Jasper talks about books versus poems, or in Derridean style, books versus writing, taking a kind of aerial view with an astute comment from ground level by Jake York if you scroll down. We certainly do fetishize the book nowadays, for reasons close to those described. I like the idea of books as the residue of some more fundamental activity (Jasper gives the example of Bernadette Mayer's Midwinter Day), or as media for larger arcs and projects—Nathaniel Mackey comes once again to mind, as someone who's been unfolding large scale narratives over several books for years. Duncan's Passages—a poem-series which I feel compelled to italicize, even though it is pointedly not a book—is probably the ur-text of this sort for the New American traditions. But it's difficult to evade the imprint (so to speak) of the MFA and book-contest cultures, which have set up the equation book=legitimacy. Kate Greenstreet's excellent series of interviews with "first-book poets" (a label I take from my own first book's Pinsky blurb) reinforces this idea with her question, "Did you expect the book to change your life?"—a question whose provenance and emotional truth all the interviewees recognize. And I, for one, cherished the idea of "my book" long before I even knew that poetry was what I wanted to write. That's the product of being raised in a family where books were reverenced, particularly by my mother. And that reverence may have even deeper roots in Jewish culture. The actual objects out of their packing cases, the actual books, are inevitably slightly disappointing given my history of feeling toward books. Yet I do feel that they've brought me bodily into a stream of discourse that has become a significant tributary of my identity.

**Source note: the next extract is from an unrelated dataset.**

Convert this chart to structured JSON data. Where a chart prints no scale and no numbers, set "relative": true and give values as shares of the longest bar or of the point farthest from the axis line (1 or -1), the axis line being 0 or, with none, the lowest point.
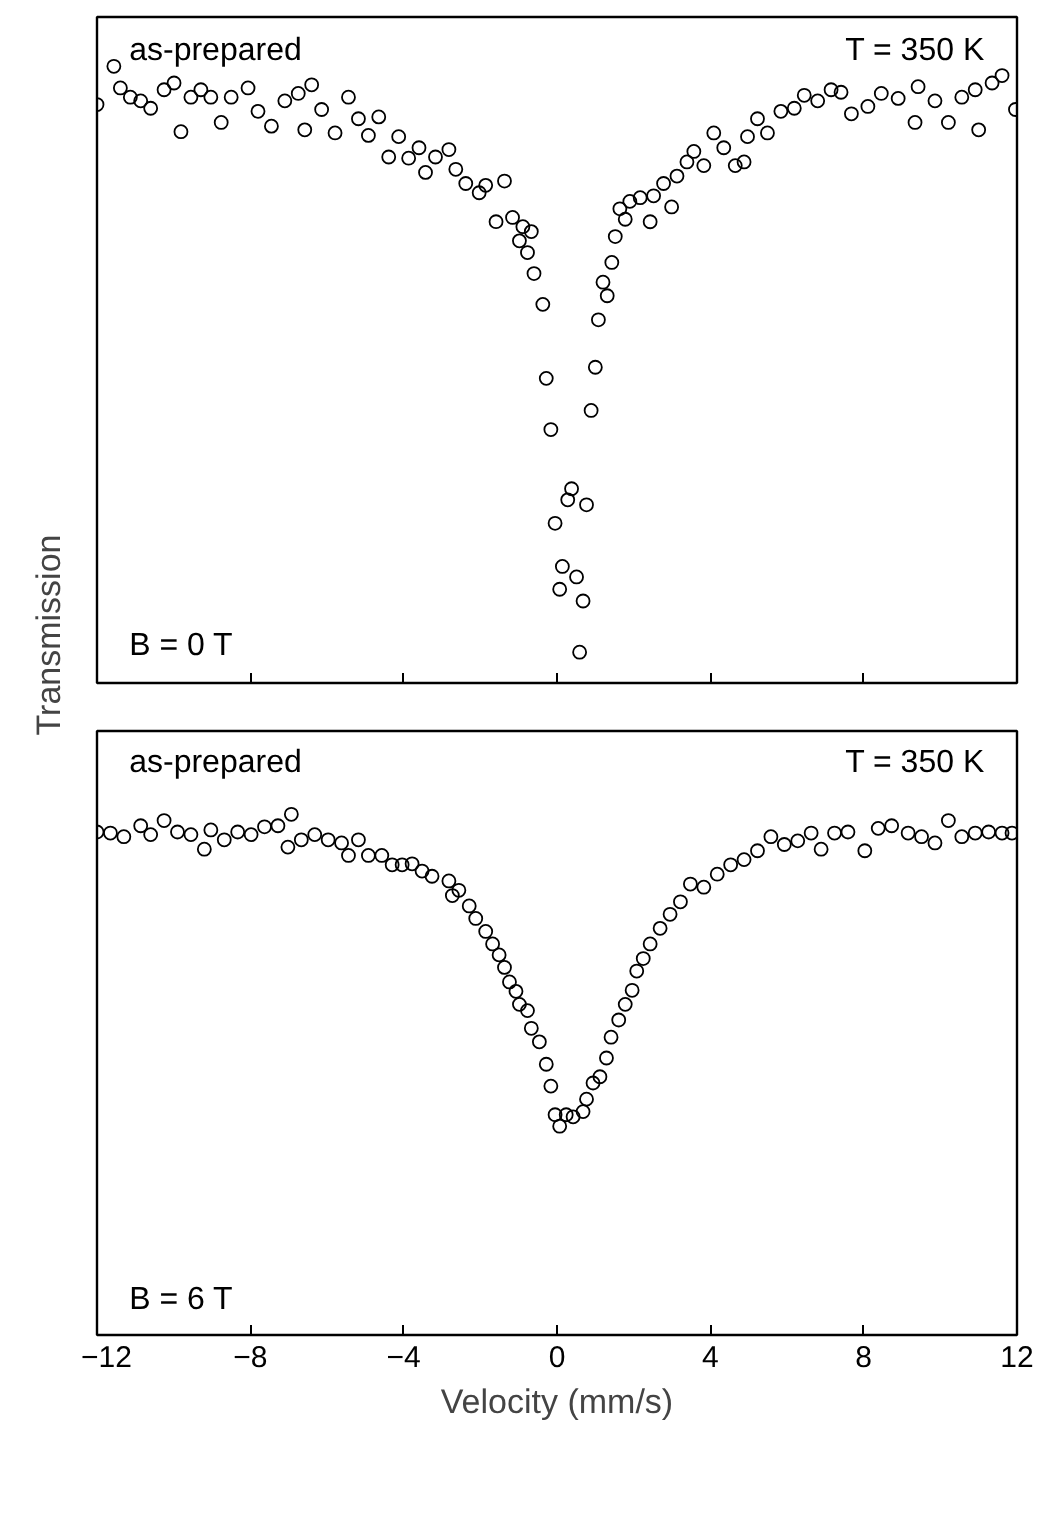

Poetry is a river and individual books are stones and pebbles that divert or churn up its flow. Few of us identify with the water itself, unless it's the white water of a particular aesthetic or camp. But it might be spiritually and poetically enlarging for some of us to get back to poems instead of throwing all our energy into books. That's why dealing with the Nature Theater manuscript is interesting for me: for the first time, I'm thinking of the book as a vehicle for poems I believe in, rather than an end in itself.